All of those things may be true! It certainly fits that archetype. But I really admired this book; it did not try to advance one grand unified theory of football and analytics, but instead tries to tell a couple unrelated stories about how analytics has changed specific firms and individuals, and largely leaves the reader to draw their own conclusions about what the gestalt really is. This strikes me as fundamentally honest in a way this genre of book rarely is: O'Hanlon is a storyteller first and a prognosticator second.

Three particularly salient points that have been festering in my mind since I finished the book a month ago:

  1. A huge amount of personal and knowledge capital was built on the vanguard of blogging! A lot of recent advancements came from people just bopping around on Blogspot or whatever, advancing and refining theories over time.
  2. The thing that makes football particularly difficult to model is the enormity of its state space — unlike football or basketball or baseball, that can be broken down into discrete plays or situations, at any given point a football match requires a lot of tremendous amount of information to accurately portray.
  3. Despite the above, there's a non-trivial amount of value to be gleaned from applying analytics and data-driven decision-making to individual choices and microsituations like setpieces.
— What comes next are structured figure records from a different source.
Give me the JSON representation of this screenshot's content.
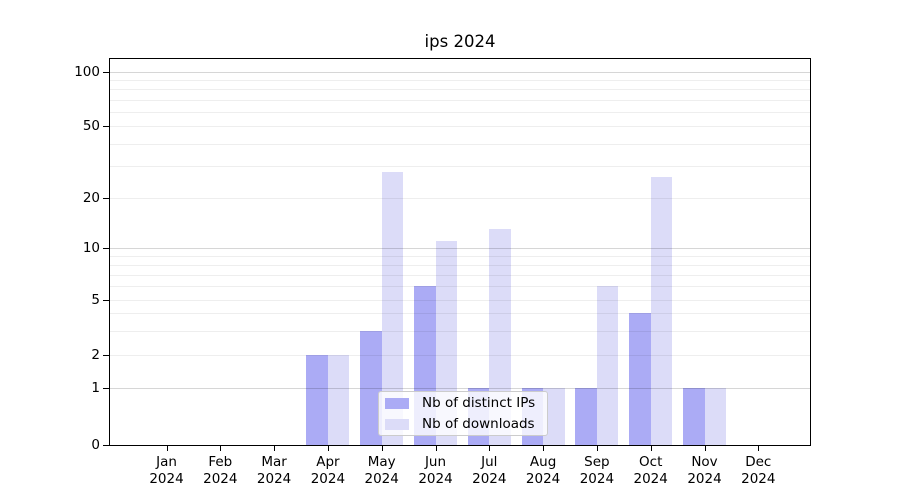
{
  "chart_data": {
    "type": "bar",
    "title": "ips 2024",
    "months": [
      "Jan",
      "Feb",
      "Mar",
      "Apr",
      "May",
      "Jun",
      "Jul",
      "Aug",
      "Sep",
      "Oct",
      "Nov",
      "Dec"
    ],
    "year_label": "2024",
    "series": [
      {
        "name": "Nb of distinct IPs",
        "color": "#ababf5",
        "values": [
          0,
          0,
          0,
          2,
          3,
          6,
          1,
          1,
          1,
          4,
          1,
          0
        ]
      },
      {
        "name": "Nb of downloads",
        "color": "#dcdcf8",
        "values": [
          0,
          0,
          0,
          2,
          28,
          11,
          13,
          1,
          6,
          26,
          1,
          0
        ]
      }
    ],
    "y_ticks": [
      0,
      1,
      2,
      5,
      10,
      20,
      50,
      100
    ],
    "y_major_gridlines": [
      1,
      10,
      100
    ],
    "y_minor_gridlines": [
      2,
      3,
      4,
      5,
      6,
      7,
      8,
      9,
      20,
      30,
      40,
      50,
      60,
      70,
      80,
      90
    ],
    "yscale": "log-like (linear 0-1, log above)",
    "ylim": [
      0,
      130
    ],
    "grid": true,
    "legend_position": "lower center",
    "axis_color": "#000000",
    "background_color": "#ffffff",
    "gridline_major_color": "#d2d2d2",
    "gridline_minor_color": "#ededed"
  }
}
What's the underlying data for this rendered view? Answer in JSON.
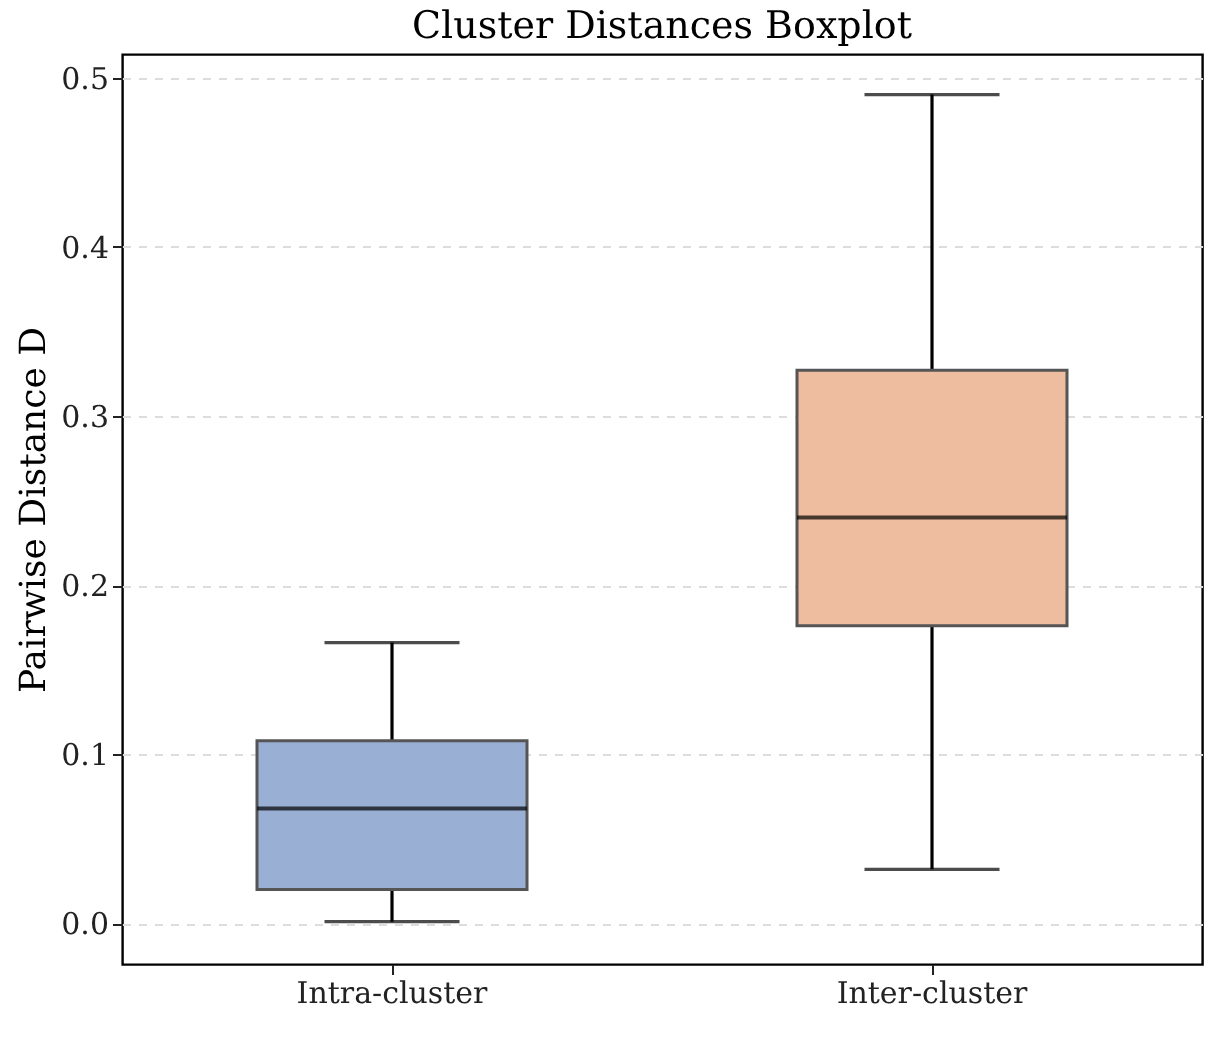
{
  "chart_data": {
    "type": "box",
    "title": "Cluster Distances Boxplot",
    "ylabel": "Pairwise Distance D",
    "categories": [
      "Intra-cluster",
      "Inter-cluster"
    ],
    "colors": [
      "#9aafd4",
      "#eebc9e"
    ],
    "boxes": [
      {
        "low": 0.001,
        "q1": 0.02,
        "median": 0.068,
        "q3": 0.108,
        "high": 0.166
      },
      {
        "low": 0.032,
        "q1": 0.176,
        "median": 0.24,
        "q3": 0.327,
        "high": 0.49
      }
    ],
    "ylim": [
      -0.024,
      0.514
    ],
    "yticks": [
      {
        "value": 0,
        "label": "0.0"
      },
      0.1,
      0.2,
      0.3,
      0.4,
      0.5
    ],
    "grid": "y"
  }
}
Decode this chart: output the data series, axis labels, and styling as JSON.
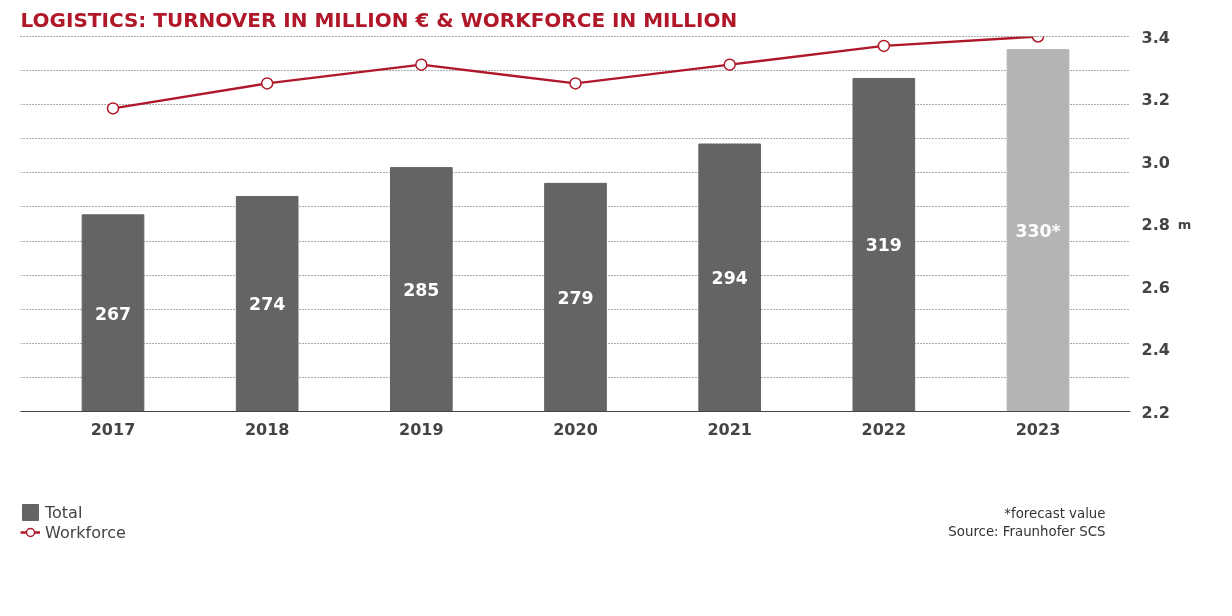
{
  "chart_data": {
    "type": "bar",
    "title": "LOGISTICS: TURNOVER IN MILLION € & WORKFORCE IN MILLION",
    "y2label": "m",
    "categories": [
      "2017",
      "2018",
      "2019",
      "2020",
      "2021",
      "2022",
      "2023"
    ],
    "series": [
      {
        "name": "Total",
        "color": "#646464",
        "colors": [
          "#646464",
          "#646464",
          "#646464",
          "#646464",
          "#646464",
          "#646464",
          "#b4b4b4"
        ],
        "values": [
          267,
          274,
          285,
          279,
          294,
          319,
          330
        ],
        "value_labels": [
          "267",
          "274",
          "285",
          "279",
          "294",
          "319",
          "330*"
        ]
      },
      {
        "name": "Workforce",
        "type": "line",
        "axis": "y2",
        "color": "#b0182a",
        "values": [
          3.17,
          3.25,
          3.31,
          3.25,
          3.31,
          3.37,
          3.4
        ]
      }
    ],
    "ylim": [
      192,
      335
    ],
    "yticks": [
      {
        "value": 192,
        "label": null
      },
      {
        "value": 205,
        "label": null
      },
      {
        "value": 218,
        "label": null
      },
      {
        "value": 231,
        "label": null
      },
      {
        "value": 244,
        "label": null
      },
      {
        "value": 257,
        "label": null
      },
      {
        "value": 270,
        "label": null
      },
      {
        "value": 283,
        "label": null
      },
      {
        "value": 296,
        "label": null
      },
      {
        "value": 309,
        "label": null
      },
      {
        "value": 322,
        "label": null
      },
      {
        "value": 335,
        "label": null
      }
    ],
    "y2lim": [
      2.2,
      3.4
    ],
    "y2ticks": [
      2.2,
      2.4,
      2.6,
      2.8,
      {
        "value": 3.0,
        "label": "3.0"
      },
      3.2,
      3.4
    ],
    "grid": "y",
    "legend": "bottom left",
    "marker": "circle",
    "line_style": "solid",
    "annotations": [
      "*forecast value",
      "Source: Fraunhofer SCS"
    ]
  }
}
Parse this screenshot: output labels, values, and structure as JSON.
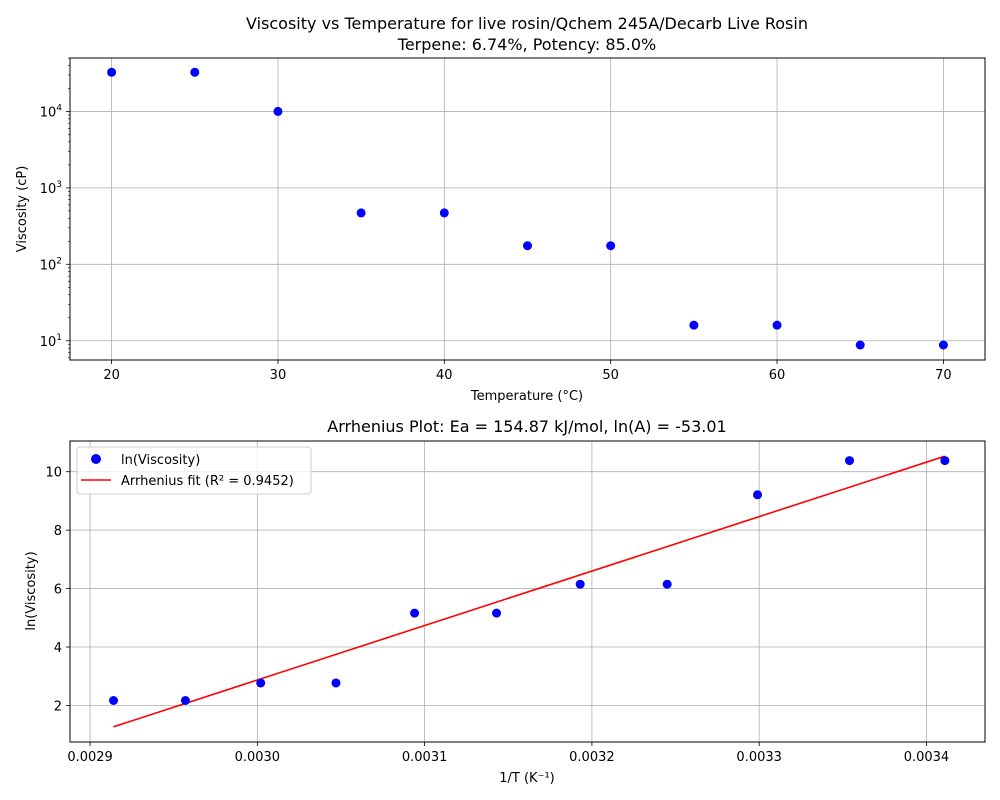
{
  "chart_data": [
    {
      "type": "scatter",
      "title_line1": "Viscosity vs Temperature for live rosin/Qchem 245A/Decarb Live Rosin",
      "title_line2": "Terpene: 6.74%, Potency: 85.0%",
      "xlabel": "Temperature (°C)",
      "ylabel": "Viscosity (cP)",
      "xlim": [
        17.5,
        72.5
      ],
      "ylim": [
        5.6,
        50000
      ],
      "yscale": "log",
      "grid": true,
      "x_ticks": [
        20,
        30,
        40,
        50,
        60,
        70
      ],
      "x_tick_labels": [
        "20",
        "30",
        "40",
        "50",
        "60",
        "70"
      ],
      "y_ticks": [
        10,
        100,
        1000,
        10000
      ],
      "y_tick_bases": [
        "10",
        "10",
        "10",
        "10"
      ],
      "y_tick_exps": [
        "1",
        "2",
        "3",
        "4"
      ],
      "series": [
        {
          "color": "#0000ff",
          "x": [
            20,
            25,
            30,
            35,
            40,
            45,
            50,
            55,
            60,
            65,
            70
          ],
          "y": [
            32500,
            32500,
            10000,
            470,
            470,
            175,
            175,
            16,
            16,
            8.8,
            8.8
          ]
        }
      ]
    },
    {
      "type": "scatter",
      "title": "Arrhenius Plot: Ea = 154.87 kJ/mol, ln(A) = -53.01",
      "xlabel": "1/T (K⁻¹)",
      "ylabel": "ln(Viscosity)",
      "xlim": [
        0.002888,
        0.003435
      ],
      "ylim": [
        0.75,
        11.05
      ],
      "grid": true,
      "legend_position": "upper-left",
      "x_ticks": [
        0.0029,
        0.003,
        0.0031,
        0.0032,
        0.0033,
        0.0034
      ],
      "x_tick_labels": [
        "0.0029",
        "0.0030",
        "0.0031",
        "0.0032",
        "0.0033",
        "0.0034"
      ],
      "y_ticks": [
        2,
        4,
        6,
        8,
        10
      ],
      "y_tick_labels": [
        "2",
        "4",
        "6",
        "8",
        "10"
      ],
      "series": [
        {
          "name": "ln(Viscosity)",
          "kind": "scatter",
          "color": "#0000ff",
          "x": [
            0.002914,
            0.002957,
            0.003002,
            0.003047,
            0.003094,
            0.003143,
            0.003193,
            0.003245,
            0.003299,
            0.003354,
            0.003411
          ],
          "y": [
            2.17,
            2.17,
            2.77,
            2.77,
            5.16,
            5.16,
            6.15,
            6.15,
            9.21,
            10.38,
            10.38
          ]
        },
        {
          "name": "Arrhenius fit (R² = 0.9452)",
          "kind": "line",
          "color": "#ff0000",
          "x": [
            0.002914,
            0.003411
          ],
          "y": [
            1.27,
            10.53
          ]
        }
      ]
    }
  ]
}
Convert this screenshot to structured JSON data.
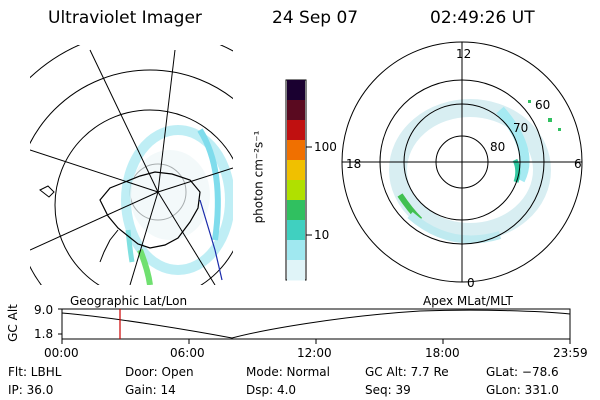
{
  "header": {
    "instrument": "Ultraviolet Imager",
    "date": "24 Sep 07",
    "time": "02:49:26 UT"
  },
  "colorbar": {
    "unit_label": "photon cm⁻²s⁻¹",
    "ticks": [
      "100",
      "10"
    ],
    "colors": [
      "#1a0030",
      "#5a0a20",
      "#c01010",
      "#f07000",
      "#f0c000",
      "#b0e000",
      "#30c060",
      "#40d0c0",
      "#a0e8f0",
      "#e0f4f8"
    ]
  },
  "left_map": {
    "label": "Geographic Lat/Lon"
  },
  "right_map": {
    "label": "Apex MLat/MLT",
    "mlt_labels": {
      "top": "12",
      "left": "18",
      "right": "6",
      "bottom": "0"
    },
    "lat_labels": [
      "60",
      "70",
      "80"
    ]
  },
  "timeline": {
    "ylabel": "GC Alt",
    "y_ticks": [
      "9.0",
      "1.8"
    ],
    "x_ticks": [
      "00:00",
      "06:00",
      "12:00",
      "18:00",
      "23:59"
    ],
    "cursor_color": "#cc0000"
  },
  "status": {
    "row1": {
      "flt": "Flt: LBHL",
      "door": "Door: Open",
      "mode": "Mode: Normal",
      "gc_alt": "GC Alt: 7.7 Re",
      "glat": "GLat: −78.6"
    },
    "row2": {
      "ip": "IP: 36.0",
      "gain": "Gain: 14",
      "dsp": "Dsp:    4.0",
      "seq": "Seq: 39",
      "glon": "GLon: 331.0"
    }
  }
}
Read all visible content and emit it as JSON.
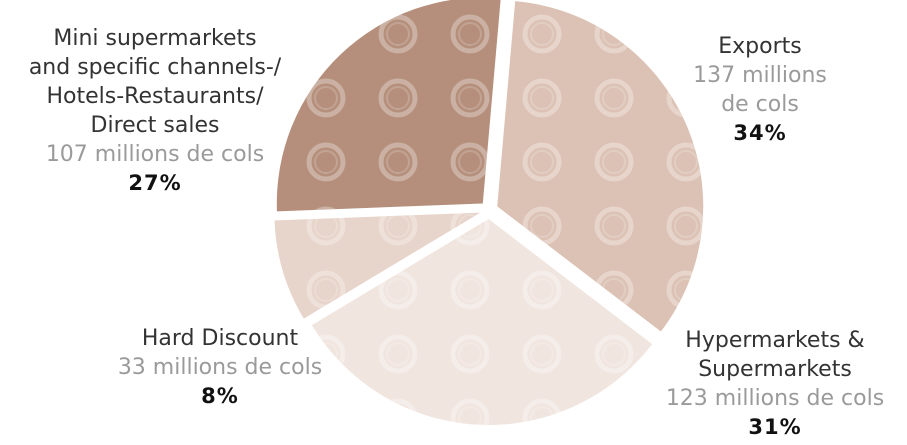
{
  "chart_data": {
    "type": "pie",
    "title": "",
    "slices": [
      {
        "name": "Exports",
        "volume": "137 millions\nde cols",
        "value": 34,
        "percent_label": "34%",
        "color": "#dcc2b5"
      },
      {
        "name": "Hypermarkets &\nSupermarkets",
        "volume": "123 millions de cols",
        "value": 31,
        "percent_label": "31%",
        "color": "#f1e5df"
      },
      {
        "name": "Hard Discount",
        "volume": "33 millions de cols",
        "value": 8,
        "percent_label": "8%",
        "color": "#e7d4ca"
      },
      {
        "name": "Mini supermarkets\nand specific channels-/\nHotels-Restaurants/\nDirect sales",
        "volume": "107 millions de cols",
        "value": 27,
        "percent_label": "27%",
        "color": "#b58f7b"
      }
    ]
  }
}
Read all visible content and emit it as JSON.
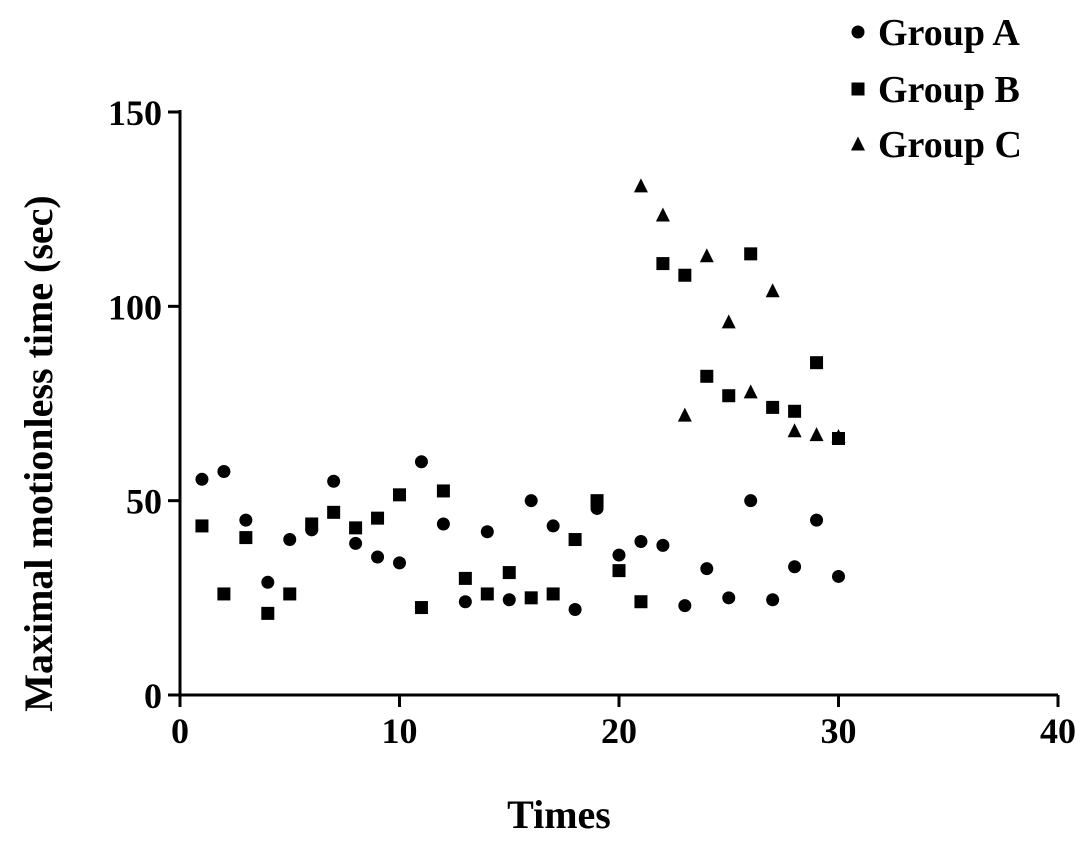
{
  "chart_data": {
    "type": "scatter",
    "title": "",
    "xlabel": "Times",
    "ylabel": "Maximal motionless time (sec)",
    "xlim": [
      0,
      40
    ],
    "ylim": [
      0,
      150
    ],
    "x_ticks": [
      0,
      10,
      20,
      30,
      40
    ],
    "y_ticks": [
      0,
      50,
      100,
      150
    ],
    "x_tick_labels": [
      "0",
      "10",
      "20",
      "30",
      "40"
    ],
    "y_tick_labels": [
      "0",
      "50",
      "100",
      "150"
    ],
    "grid": false,
    "legend_position": "top-right",
    "series": [
      {
        "name": "Group A",
        "marker": "circle",
        "color": "#000000",
        "points": [
          [
            1,
            55.5
          ],
          [
            2,
            57.5
          ],
          [
            3,
            45
          ],
          [
            4,
            29
          ],
          [
            5,
            40
          ],
          [
            6,
            42.5
          ],
          [
            7,
            55
          ],
          [
            8,
            39
          ],
          [
            9,
            35.5
          ],
          [
            10,
            34
          ],
          [
            11,
            60
          ],
          [
            12,
            44
          ],
          [
            13,
            24
          ],
          [
            14,
            42
          ],
          [
            15,
            24.5
          ],
          [
            16,
            50
          ],
          [
            17,
            43.5
          ],
          [
            18,
            22
          ],
          [
            19,
            48
          ],
          [
            20,
            36
          ],
          [
            21,
            39.5
          ],
          [
            22,
            38.5
          ],
          [
            23,
            23
          ],
          [
            24,
            32.5
          ],
          [
            25,
            25
          ],
          [
            26,
            50
          ],
          [
            27,
            24.5
          ],
          [
            28,
            33
          ],
          [
            29,
            45
          ],
          [
            30,
            30.5
          ]
        ]
      },
      {
        "name": "Group B",
        "marker": "square",
        "color": "#000000",
        "points": [
          [
            1,
            43.5
          ],
          [
            2,
            26
          ],
          [
            3,
            40.5
          ],
          [
            4,
            21
          ],
          [
            5,
            26
          ],
          [
            6,
            44
          ],
          [
            7,
            47
          ],
          [
            8,
            43
          ],
          [
            9,
            45.5
          ],
          [
            10,
            51.5
          ],
          [
            11,
            22.5
          ],
          [
            12,
            52.5
          ],
          [
            13,
            30
          ],
          [
            14,
            26
          ],
          [
            15,
            31.5
          ],
          [
            16,
            25
          ],
          [
            17,
            26
          ],
          [
            18,
            40
          ],
          [
            19,
            50
          ],
          [
            20,
            32
          ],
          [
            21,
            24
          ],
          [
            22,
            111
          ],
          [
            23,
            108
          ],
          [
            24,
            82
          ],
          [
            25,
            77
          ],
          [
            26,
            113.5
          ],
          [
            27,
            74
          ],
          [
            28,
            73
          ],
          [
            29,
            85.5
          ],
          [
            30,
            66
          ]
        ]
      },
      {
        "name": "Group C",
        "marker": "triangle",
        "color": "#000000",
        "points": [
          [
            21,
            131
          ],
          [
            22,
            123.5
          ],
          [
            23,
            72
          ],
          [
            24,
            113
          ],
          [
            25,
            96
          ],
          [
            26,
            78
          ],
          [
            27,
            104
          ],
          [
            28,
            68
          ],
          [
            29,
            67
          ],
          [
            30,
            66.5
          ]
        ]
      }
    ]
  }
}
Even if those don't change the totality of the game, they can make appreciable impacts on overall performance.

It seems silly to say this out loud, but: one useful heuristic of how important a book is to you is the degree to which it makes you question your life choices. I finished this book and seriously spent two weeks thinking about how poorly-analyzed the field of software engineering is, and how much merit and value there was in my dropping everything to dedicate my life's work to software engineering analytics.

I'm probably not going to do that, but it's a thought that's been on my mind.